I also got some extension clips and a 32” rail to make the tool able to rip 8’ panels.

This is the first Festool I have bought….I have heard alot about their innovation…but have found them kind of pricey…

-- Woodworking.....My small slice of heaven!

View patron's profile


13643 posts in 3613 days

#7 posted 06-18-2009 07:11 AM

kevin you convinced me to go with the festool !

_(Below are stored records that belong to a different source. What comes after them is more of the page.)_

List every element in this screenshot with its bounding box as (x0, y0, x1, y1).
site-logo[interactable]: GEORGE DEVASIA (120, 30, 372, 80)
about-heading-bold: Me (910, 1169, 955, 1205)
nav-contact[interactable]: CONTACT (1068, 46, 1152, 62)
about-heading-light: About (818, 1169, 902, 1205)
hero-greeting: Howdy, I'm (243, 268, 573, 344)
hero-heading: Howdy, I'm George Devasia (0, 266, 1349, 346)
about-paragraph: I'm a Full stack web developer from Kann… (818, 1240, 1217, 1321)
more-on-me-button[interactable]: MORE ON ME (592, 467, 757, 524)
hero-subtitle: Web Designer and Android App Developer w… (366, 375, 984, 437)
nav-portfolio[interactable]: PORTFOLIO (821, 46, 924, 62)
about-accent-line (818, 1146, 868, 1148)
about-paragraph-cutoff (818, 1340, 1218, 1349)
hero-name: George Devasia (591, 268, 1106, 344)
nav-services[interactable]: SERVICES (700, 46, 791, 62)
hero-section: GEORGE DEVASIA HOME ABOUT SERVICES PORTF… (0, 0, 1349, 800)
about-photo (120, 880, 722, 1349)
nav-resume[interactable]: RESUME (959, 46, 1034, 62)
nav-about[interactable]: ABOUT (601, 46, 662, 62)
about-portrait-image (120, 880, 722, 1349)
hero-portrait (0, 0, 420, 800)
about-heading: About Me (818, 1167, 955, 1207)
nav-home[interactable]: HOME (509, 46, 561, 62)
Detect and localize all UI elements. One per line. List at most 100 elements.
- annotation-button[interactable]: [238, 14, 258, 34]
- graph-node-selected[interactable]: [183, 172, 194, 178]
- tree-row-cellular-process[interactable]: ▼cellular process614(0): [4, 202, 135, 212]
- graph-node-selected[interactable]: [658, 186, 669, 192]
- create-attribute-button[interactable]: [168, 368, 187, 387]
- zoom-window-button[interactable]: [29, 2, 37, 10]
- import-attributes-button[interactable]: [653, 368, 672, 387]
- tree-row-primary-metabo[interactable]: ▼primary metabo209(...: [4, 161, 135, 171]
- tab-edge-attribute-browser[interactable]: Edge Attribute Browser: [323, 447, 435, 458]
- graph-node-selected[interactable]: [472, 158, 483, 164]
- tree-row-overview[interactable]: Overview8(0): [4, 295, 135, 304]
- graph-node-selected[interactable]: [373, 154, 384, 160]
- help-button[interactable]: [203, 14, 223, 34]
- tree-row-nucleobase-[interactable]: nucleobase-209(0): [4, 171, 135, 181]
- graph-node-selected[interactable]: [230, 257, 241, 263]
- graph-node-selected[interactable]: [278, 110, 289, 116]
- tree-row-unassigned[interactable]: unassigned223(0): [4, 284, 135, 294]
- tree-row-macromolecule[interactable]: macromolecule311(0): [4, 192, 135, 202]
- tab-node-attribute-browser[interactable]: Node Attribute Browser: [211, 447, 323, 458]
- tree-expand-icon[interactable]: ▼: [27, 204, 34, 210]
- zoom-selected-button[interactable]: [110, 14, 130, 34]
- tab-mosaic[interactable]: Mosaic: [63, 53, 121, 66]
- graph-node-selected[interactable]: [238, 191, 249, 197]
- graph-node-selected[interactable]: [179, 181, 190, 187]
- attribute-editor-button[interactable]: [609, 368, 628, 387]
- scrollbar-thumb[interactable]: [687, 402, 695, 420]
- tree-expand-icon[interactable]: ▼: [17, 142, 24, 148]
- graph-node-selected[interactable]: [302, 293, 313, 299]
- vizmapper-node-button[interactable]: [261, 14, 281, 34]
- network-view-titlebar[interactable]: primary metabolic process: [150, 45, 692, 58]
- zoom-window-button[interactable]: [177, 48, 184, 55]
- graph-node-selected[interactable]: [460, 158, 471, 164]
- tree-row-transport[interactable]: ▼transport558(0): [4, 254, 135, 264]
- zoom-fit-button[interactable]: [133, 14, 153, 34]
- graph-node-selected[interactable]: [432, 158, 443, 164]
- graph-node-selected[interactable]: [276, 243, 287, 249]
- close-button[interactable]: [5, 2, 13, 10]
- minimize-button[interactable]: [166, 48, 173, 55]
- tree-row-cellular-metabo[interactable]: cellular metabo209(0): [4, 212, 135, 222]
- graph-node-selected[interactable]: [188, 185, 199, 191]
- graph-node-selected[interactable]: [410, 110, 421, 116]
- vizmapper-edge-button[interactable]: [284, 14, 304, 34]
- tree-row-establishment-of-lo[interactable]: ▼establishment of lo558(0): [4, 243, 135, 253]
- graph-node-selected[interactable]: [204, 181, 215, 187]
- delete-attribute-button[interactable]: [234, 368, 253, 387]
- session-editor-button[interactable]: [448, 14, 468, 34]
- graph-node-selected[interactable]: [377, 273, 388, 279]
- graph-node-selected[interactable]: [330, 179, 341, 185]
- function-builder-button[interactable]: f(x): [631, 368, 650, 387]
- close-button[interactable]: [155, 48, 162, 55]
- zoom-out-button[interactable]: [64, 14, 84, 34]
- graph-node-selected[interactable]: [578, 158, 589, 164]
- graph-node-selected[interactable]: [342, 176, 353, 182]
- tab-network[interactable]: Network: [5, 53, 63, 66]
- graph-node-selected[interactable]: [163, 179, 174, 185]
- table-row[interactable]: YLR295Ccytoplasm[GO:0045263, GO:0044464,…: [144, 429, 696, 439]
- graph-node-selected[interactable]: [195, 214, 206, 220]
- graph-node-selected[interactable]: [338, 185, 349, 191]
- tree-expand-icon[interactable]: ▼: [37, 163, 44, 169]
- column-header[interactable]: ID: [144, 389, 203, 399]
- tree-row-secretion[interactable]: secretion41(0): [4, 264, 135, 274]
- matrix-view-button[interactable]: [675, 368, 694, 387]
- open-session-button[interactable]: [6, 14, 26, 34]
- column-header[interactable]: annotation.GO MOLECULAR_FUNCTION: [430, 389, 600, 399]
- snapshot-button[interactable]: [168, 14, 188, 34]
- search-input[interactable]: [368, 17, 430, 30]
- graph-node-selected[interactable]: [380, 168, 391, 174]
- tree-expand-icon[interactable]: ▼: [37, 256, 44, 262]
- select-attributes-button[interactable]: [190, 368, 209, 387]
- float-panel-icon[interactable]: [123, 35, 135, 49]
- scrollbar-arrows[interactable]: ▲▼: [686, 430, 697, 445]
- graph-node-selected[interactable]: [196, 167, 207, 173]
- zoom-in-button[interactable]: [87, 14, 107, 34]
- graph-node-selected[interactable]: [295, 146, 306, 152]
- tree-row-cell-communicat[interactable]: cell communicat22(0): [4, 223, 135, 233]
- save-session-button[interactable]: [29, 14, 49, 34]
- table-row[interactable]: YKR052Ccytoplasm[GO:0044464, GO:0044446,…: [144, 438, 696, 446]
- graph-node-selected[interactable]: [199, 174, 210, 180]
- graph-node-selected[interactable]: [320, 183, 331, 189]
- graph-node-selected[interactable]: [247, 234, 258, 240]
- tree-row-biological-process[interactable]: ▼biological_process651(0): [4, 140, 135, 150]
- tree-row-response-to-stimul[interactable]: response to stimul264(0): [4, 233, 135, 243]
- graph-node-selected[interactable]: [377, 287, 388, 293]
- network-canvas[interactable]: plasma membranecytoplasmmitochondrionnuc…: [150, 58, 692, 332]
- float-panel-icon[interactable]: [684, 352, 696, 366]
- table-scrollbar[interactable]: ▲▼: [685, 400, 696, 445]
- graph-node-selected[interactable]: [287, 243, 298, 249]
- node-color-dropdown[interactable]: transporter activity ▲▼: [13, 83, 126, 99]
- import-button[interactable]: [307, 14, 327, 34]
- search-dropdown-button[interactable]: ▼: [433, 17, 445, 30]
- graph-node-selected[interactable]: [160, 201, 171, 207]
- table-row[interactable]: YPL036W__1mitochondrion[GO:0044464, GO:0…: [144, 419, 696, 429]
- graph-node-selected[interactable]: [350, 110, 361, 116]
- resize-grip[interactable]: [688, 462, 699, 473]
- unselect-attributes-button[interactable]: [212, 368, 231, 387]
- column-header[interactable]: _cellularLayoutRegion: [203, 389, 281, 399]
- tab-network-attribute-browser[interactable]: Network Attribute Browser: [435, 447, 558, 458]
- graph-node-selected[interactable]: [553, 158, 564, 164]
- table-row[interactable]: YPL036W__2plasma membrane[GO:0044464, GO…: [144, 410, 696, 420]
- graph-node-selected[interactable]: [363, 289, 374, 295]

for 1dollar how could i miss ?

thanks guys ,

good post .

-- david - only thru kindness can this world be whole . If we don't succeed we run the risk of failure. Dan Quayle

View a1Jim's profile


117474 posts in 3849 days

#8 posted 06-18-2009 07:43 AM

Even though I don’t own either tool I feel that most woodworkers would do better to spend there money on a table saw if the don’t have one or a jointer or routers or a band saw etc. Even though both these systems cut panels fairly well (from what reviews say)You can’t make 10 or more sleds to do any number of operations on, or use a dado blade on them like you can on a table saw. I feel they might work well if your building cabinets on site which most people don’t do any more or some other operation that requires a lot of ripping on site. The only other purpose I can see to have these systems is if you can not physically lift and move sheet goods through a table saw an then still you will have a problem just moving the 60-80llb sheet goods any way.

-- wood crafting & woodworking classes

View 747DRVR's profile


199 posts in 3628 days

#9 posted 06-18-2009 09:07 AM

Congrats reggiek,You are going to love that saw

View cowdog80's profile


32 posts in 3418 days

#10 posted 10-19-2009 09:41 PM

I never was the world’s biggest track saw fan until I got a dewalt track saw


View Old's profile


14 posts in 3427 days

#11 posted 10-19-2009 10:33 PM

I don’t have either, but found this online that might help???

View gerrym526's profile


275 posts in 4080 days

#12 posted 10-21-2009 12:28 AM

I have to agree with Barry.
Have been cutting cabinet grade ply panels for years with good results, using an inexpensive guide and a $60 Black and Decker lightweight circular saw-equipped with an expensive blade ($30).
If you position your cutting guide off one of the factory finished edges, your cuts will be on line.
If this doesn’t work for you, just cut the panels 1/4” wider, and rip to width with the factory edge against your table saw fence.